The Sydney Morning Herald described the move as a presumed attempt to derail a shareholder vote in October about the recapitalization plan put forward by Altamont. The newspaper indicated that Coastal Capital held a stake of 5 percent in Billabong and that it was thought to be supporting Centerbridge's and Oaktree's offer. While two years of haggling over the embattled board sports company have done little to lift its battered share price, the shares did rise on the news of Coastal's intervention.

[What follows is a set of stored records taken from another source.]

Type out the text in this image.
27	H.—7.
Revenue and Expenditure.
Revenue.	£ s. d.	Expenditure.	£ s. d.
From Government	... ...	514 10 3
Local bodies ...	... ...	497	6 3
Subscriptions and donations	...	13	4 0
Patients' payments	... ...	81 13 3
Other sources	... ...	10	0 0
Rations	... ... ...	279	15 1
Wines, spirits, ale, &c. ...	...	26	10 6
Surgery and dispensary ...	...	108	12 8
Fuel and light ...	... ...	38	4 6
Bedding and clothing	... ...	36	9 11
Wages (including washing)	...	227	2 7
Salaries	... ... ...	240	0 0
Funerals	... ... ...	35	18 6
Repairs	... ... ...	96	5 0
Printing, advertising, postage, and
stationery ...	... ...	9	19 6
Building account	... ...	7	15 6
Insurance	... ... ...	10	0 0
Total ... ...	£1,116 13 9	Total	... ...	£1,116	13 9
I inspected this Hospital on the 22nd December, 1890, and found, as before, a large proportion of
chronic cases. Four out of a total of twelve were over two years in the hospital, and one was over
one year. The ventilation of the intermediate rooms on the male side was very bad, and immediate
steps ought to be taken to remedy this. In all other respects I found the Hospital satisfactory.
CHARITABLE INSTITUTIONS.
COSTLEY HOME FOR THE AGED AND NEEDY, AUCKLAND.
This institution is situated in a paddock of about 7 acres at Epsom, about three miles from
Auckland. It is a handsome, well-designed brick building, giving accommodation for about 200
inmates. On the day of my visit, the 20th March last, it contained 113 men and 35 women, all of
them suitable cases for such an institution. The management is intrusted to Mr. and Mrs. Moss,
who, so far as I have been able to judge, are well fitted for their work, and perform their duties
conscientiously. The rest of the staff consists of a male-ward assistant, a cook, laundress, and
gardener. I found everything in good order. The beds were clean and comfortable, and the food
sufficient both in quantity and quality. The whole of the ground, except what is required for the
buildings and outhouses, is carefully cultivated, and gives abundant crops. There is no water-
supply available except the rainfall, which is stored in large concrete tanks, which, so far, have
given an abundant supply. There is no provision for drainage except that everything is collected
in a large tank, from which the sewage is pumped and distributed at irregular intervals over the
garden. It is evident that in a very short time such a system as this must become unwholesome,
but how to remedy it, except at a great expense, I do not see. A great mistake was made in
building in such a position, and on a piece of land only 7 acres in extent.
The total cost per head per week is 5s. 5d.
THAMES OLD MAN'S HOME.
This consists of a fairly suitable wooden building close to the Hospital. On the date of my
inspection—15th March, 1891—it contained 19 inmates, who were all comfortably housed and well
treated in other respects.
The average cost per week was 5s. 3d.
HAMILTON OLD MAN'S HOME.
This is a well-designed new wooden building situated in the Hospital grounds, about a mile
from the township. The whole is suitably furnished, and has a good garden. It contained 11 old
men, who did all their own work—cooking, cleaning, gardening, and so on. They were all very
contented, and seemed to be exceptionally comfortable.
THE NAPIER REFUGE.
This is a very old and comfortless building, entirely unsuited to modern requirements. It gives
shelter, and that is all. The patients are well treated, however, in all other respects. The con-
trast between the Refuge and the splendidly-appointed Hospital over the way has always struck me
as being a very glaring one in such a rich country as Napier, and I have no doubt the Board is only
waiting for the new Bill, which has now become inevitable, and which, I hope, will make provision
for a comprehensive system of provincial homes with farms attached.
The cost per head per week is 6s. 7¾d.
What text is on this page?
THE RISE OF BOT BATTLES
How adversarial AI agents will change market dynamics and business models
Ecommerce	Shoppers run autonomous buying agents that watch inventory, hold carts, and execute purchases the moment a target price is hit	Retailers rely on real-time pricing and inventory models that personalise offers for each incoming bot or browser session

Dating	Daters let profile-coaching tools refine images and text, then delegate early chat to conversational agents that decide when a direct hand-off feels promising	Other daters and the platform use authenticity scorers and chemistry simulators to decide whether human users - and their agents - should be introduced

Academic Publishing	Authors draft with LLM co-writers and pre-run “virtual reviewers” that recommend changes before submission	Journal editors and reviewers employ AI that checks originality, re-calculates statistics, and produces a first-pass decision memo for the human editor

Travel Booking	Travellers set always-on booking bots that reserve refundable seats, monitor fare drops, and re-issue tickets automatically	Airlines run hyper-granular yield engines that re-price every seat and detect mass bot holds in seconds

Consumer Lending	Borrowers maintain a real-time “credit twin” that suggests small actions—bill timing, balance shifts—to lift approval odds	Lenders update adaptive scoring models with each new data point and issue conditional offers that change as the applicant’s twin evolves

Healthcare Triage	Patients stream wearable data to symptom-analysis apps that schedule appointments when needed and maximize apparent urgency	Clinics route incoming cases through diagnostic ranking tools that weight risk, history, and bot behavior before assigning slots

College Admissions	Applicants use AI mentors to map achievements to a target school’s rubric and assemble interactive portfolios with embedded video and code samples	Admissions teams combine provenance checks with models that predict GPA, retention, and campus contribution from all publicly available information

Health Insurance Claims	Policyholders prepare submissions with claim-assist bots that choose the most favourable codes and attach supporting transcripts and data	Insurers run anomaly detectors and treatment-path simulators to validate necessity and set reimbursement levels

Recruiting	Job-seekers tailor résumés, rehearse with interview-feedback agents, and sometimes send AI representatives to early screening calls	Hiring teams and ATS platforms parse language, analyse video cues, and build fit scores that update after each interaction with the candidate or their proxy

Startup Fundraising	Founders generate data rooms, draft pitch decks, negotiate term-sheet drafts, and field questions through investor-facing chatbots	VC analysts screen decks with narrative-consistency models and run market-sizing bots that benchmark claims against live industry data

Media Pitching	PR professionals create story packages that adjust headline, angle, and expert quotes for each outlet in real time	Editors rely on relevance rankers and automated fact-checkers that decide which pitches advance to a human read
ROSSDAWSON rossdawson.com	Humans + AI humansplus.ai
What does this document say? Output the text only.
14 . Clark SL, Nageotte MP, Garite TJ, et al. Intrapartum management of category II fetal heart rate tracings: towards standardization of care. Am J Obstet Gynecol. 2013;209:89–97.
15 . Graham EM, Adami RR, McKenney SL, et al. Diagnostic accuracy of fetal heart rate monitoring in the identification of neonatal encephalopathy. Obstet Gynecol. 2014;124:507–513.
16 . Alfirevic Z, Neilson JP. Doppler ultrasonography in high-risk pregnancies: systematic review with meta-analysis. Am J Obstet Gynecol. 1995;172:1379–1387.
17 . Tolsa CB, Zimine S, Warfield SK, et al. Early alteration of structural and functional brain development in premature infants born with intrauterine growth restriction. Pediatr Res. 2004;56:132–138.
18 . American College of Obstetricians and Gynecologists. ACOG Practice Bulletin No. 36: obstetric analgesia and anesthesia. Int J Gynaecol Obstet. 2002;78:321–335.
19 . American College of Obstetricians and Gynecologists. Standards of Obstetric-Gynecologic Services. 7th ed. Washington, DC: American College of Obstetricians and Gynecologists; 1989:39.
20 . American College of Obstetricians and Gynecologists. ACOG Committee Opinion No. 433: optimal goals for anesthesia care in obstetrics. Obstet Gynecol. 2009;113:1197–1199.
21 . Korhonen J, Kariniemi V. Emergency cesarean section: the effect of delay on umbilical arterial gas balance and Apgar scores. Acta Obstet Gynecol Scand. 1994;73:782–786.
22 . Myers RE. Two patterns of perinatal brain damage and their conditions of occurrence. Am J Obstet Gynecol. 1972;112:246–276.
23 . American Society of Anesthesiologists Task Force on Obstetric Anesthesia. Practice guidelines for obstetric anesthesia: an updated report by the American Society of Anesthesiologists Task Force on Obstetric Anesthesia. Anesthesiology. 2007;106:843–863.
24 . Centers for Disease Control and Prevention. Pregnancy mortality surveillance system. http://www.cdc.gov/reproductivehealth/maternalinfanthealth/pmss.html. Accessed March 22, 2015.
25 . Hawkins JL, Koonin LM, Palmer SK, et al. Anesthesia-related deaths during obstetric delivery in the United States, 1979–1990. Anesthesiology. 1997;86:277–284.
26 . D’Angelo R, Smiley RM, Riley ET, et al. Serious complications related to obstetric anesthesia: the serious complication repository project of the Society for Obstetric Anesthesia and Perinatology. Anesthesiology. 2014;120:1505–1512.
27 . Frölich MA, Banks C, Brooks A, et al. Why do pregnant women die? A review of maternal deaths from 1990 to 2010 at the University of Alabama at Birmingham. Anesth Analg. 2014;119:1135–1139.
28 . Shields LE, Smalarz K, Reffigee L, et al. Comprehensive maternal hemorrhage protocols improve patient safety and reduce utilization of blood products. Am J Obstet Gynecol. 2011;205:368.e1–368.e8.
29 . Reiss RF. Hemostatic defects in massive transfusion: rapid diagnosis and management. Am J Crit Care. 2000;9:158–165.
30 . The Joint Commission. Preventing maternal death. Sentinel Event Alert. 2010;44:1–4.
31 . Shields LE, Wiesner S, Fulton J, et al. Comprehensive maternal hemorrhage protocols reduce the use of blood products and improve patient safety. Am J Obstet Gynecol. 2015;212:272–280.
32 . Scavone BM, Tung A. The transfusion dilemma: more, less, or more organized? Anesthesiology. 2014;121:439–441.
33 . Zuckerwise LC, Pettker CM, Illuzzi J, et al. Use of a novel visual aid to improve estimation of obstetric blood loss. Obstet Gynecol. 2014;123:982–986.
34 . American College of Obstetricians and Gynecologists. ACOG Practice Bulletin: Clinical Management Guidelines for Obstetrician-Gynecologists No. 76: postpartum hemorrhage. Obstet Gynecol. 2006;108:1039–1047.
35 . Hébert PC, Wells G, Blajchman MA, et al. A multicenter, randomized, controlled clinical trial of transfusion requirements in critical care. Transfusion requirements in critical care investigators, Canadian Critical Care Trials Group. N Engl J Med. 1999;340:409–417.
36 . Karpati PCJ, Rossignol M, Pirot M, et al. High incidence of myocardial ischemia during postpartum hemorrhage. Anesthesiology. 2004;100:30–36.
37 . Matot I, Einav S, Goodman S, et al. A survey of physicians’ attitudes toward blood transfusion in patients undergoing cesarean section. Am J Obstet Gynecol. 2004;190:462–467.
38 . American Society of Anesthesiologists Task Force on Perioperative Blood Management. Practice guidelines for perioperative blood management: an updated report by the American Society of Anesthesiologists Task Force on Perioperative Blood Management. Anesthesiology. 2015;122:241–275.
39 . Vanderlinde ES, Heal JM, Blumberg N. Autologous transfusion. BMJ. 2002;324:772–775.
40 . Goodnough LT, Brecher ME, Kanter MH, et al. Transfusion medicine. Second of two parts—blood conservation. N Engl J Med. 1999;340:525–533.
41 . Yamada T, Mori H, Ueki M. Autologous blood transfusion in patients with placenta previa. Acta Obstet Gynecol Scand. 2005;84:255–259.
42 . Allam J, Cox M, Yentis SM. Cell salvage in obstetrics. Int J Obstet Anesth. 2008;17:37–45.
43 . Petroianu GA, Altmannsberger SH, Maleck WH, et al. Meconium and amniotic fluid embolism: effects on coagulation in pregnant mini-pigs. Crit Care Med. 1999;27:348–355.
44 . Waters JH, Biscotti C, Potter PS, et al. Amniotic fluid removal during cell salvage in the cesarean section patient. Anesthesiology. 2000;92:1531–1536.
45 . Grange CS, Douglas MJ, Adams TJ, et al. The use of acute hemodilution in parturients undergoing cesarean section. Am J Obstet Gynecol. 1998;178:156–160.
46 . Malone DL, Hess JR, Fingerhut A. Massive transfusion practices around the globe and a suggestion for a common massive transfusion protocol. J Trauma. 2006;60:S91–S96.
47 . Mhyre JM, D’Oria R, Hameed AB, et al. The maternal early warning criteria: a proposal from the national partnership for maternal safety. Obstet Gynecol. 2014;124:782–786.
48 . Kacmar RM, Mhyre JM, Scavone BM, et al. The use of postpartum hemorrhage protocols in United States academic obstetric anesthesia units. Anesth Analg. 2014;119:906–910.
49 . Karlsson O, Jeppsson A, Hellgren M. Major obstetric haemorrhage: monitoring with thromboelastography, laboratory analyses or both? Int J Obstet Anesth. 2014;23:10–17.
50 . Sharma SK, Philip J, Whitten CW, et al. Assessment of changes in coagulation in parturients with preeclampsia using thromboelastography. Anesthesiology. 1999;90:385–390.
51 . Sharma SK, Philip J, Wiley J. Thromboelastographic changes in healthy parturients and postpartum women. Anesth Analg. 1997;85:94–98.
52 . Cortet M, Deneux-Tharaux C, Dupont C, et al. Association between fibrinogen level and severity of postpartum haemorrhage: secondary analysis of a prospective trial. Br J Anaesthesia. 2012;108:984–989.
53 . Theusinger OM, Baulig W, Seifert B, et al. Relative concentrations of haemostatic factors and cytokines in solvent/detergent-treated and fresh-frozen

Billabong's board said it was considering the new refinancing offer by Centerbridge and Oaktree as well as the notice by Coastal Capital, adding that this notice should not cause any delay or deferral of Billabong's process to complete its long-term financing. In the meantime, the company's chief financial officer,
Peter Myers, is still acting chief executive, following the departure of Launa Inman in early August. It was reported in Australia that several more executives had left the board sports company, particularly Von Zipper's vice-president, Vince De La Pena, and the brand's founder and director of design and merchandising, Rob Riese.
Paul Naude, the former Billabong manager for the Americas who had made an unsuccessful bid for the company, has resigned as a director of the group.
As part of their discussion of the company's calamitous figures, Billabong's managers said that the sale of Dakine had been completed and that they wanted to wrap up the refinancing process rapidly to focus on rebuilding the group in the next two years. Its efforts have already included moves to sell its West 49 retail chain in Canada, a process that was described as advanced; a 15 percent reduction in the European staff, which is ongoing; a reorganization of the wholesale business in Australasia; and restructuring of operations in South Africa and South America. Sales to close-out channels are to be reduced, particularly in the U.S.